If you’re thinking about selling your Jersey Shore home if its either a house or a condo, many owners don’t want to put much more money into a house. My experience is make sure your house was curb appeal first and the basics must be in good working order. If customers see a broken faucet they only will assume the house is much needed repair elsewhere. If you don’t want to do the work then price it accordingly.
According to Fitch Ratings, home improvement spending will increase 3.5% in 2010 over 2009 levels. This spur of activity is largely attributed to the first-time homebuyer incentives.
Existing home sales are traditionally a strong driver of home improvement spending, as sellers often renovate and buyers often remodel. Existing home sales fell 13.1% in 2008, rose 4.9% in 2009 and are expected to rise 2.5% in 2010.
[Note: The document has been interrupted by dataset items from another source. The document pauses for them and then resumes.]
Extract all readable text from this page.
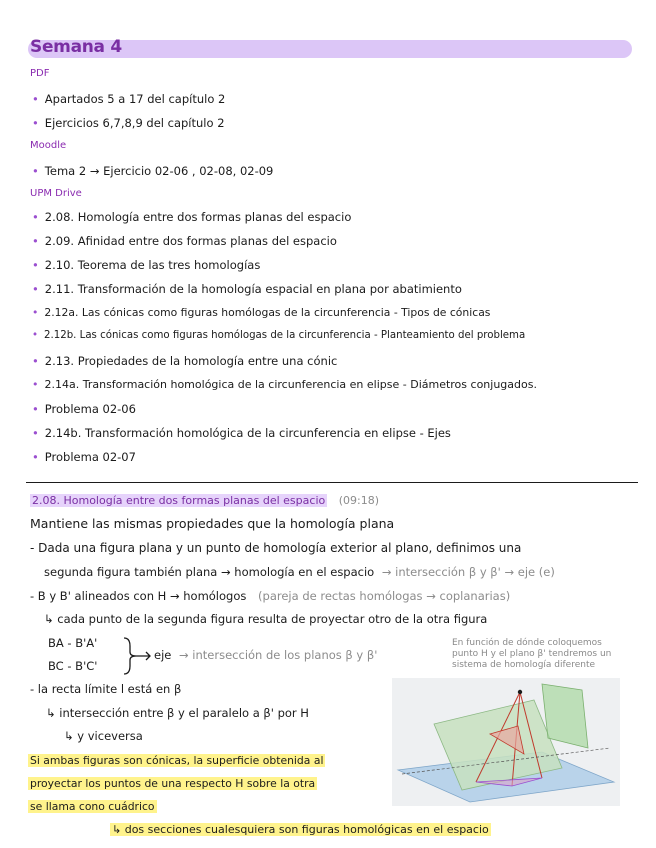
Semana 4
PDF
• Apartados 5 a 17 del capítulo 2
• Ejercicios 6,7,8,9 del capítulo 2
Moodle
• Tema 2 → Ejercicio 02-06 , 02-08, 02-09
UPM Drive
• 2.08. Homología entre dos formas planas del espacio
• 2.09. Afinidad entre dos formas planas del espacio
• 2.10. Teorema de las tres homologías
• 2.11. Transformación de la homología espacial en plana por abatimiento
• 2.12a. Las cónicas como figuras homólogas de la circunferencia - Tipos de cónicas
• 2.12b. Las cónicas como figuras homólogas de la circunferencia - Planteamiento del problema
• 2.13. Propiedades de la homología entre una cónic
• 2.14a. Transformación homológica de la circunferencia en elipse - Diámetros conjugados.
• Problema 02-06
• 2.14b. Transformación homológica de la circunferencia en elipse - Ejes
• Problema 02-07
2.08. Homología entre dos formas planas del espacio (09:18)
Mantiene las mismas propiedades que la homología plana
- Dada una figura plana y un punto de homología exterior al plano, definimos una
segunda figura también plana → homología en el espacio → intersección β y β' → eje (e)
- B y B' alineados con H → homólogos (pareja de rectas homólogas → coplanarias)
↳ cada punto de la segunda figura resulta de proyectar otro de la otra figura
BA - B'A'
BC - B'C'
eje → intersección de los planos β y β'
En función de dónde coloquemos punto H y el plano β' tendremos un sistema de homología diferente
- la recta límite l está en β
↳ intersección entre β y el paralelo a β' por H
↳ y viceversa
Si ambas figuras son cónicas, la superficie obtenida al
proyectar los puntos de una respecto H sobre la otra
se llama cono cuádrico
↳ dos secciones cualesquiera son figuras homológicas en el espacio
Current home improvement trends highlight those with universal appeal and a reasonable price tag. Seven of the top 10 projects, according to Remodeling Magazine’s Cost vs. Value Report, were exterior replacement projects such as windows, doors and siding. This is because curb appeal is king. Topping the list were a steel entry door, with a project return of 128.9%, and fiber-cement siding, with a project return of 83.6%.
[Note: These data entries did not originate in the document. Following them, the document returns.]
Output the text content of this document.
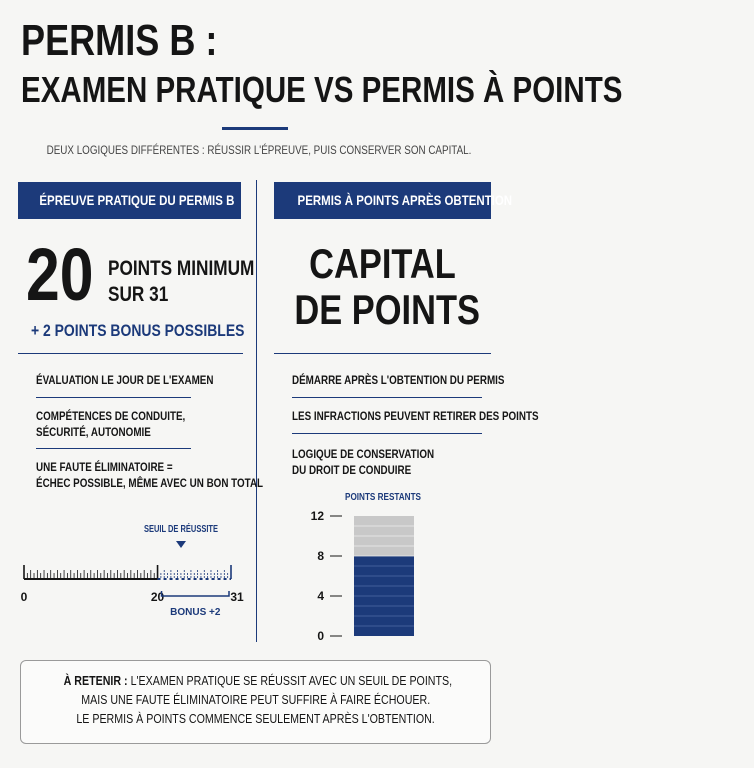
PERMIS B :
EXAMEN PRATIQUE VS PERMIS À POINTS
DEUX LOGIQUES DIFFÉRENTES : RÉUSSIR L'ÉPREUVE, PUIS CONSERVER SON CAPITAL.
ÉPREUVE PRATIQUE DU PERMIS B	PERMIS À POINTS APRÈS OBTENTION
20 POINTS MINIMUM
SUR 31
+ 2 POINTS BONUS POSSIBLES
ÉVALUATION LE JOUR DE L'EXAMEN
COMPÉTENCES DE CONDUITE,
SÉCURITÉ, AUTONOMIE
UNE FAUTE ÉLIMINATOIRE =
ÉCHEC POSSIBLE, MÊME AVEC UN BON TOTAL
SEUIL DE RÉUSSITE
0	20	31
BONUS +2
CAPITAL
DE POINTS
DÉMARRE APRÈS L'OBTENTION DU PERMIS
LES INFRACTIONS PEUVENT RETIRER DES POINTS
LOGIQUE DE CONSERVATION
DU DROIT DE CONDUIRE
POINTS RESTANTS
12
8
4
0
À RETENIR : L'EXAMEN PRATIQUE SE RÉUSSIT AVEC UN SEUIL DE POINTS,
MAIS UNE FAUTE ÉLIMINATOIRE PEUT SUFFIRE À FAIRE ÉCHOUER.
LE PERMIS À POINTS COMMENCE SEULEMENT APRÈS L'OBTENTION.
Increasing the number of bedrooms is also popular because adding space adds value. Converting an attic into a bedroom jumped to the third spot in cost recouped. With a costly average price tag of $49,346, it is nevertheless the least expensive way to add conditioned living space. The project provided a return of 83.1%.
Inexpensive ways of sprucing up the home, such as painting, cleaning carpets and replacing old fixtures, are popular. Improvements that increase energy efficiency and cut down on utility bills are getting a big boost because of their eligibility for federal tax credits through the end of 2010. Certain appliances also qualify for state rebate programs.
Home improvement spending is anticipated to grow. The Leading Indicator of Remodeling Activity (LIRA) anticipates growth accelerating to the double-digit range in the first quarter of 2011.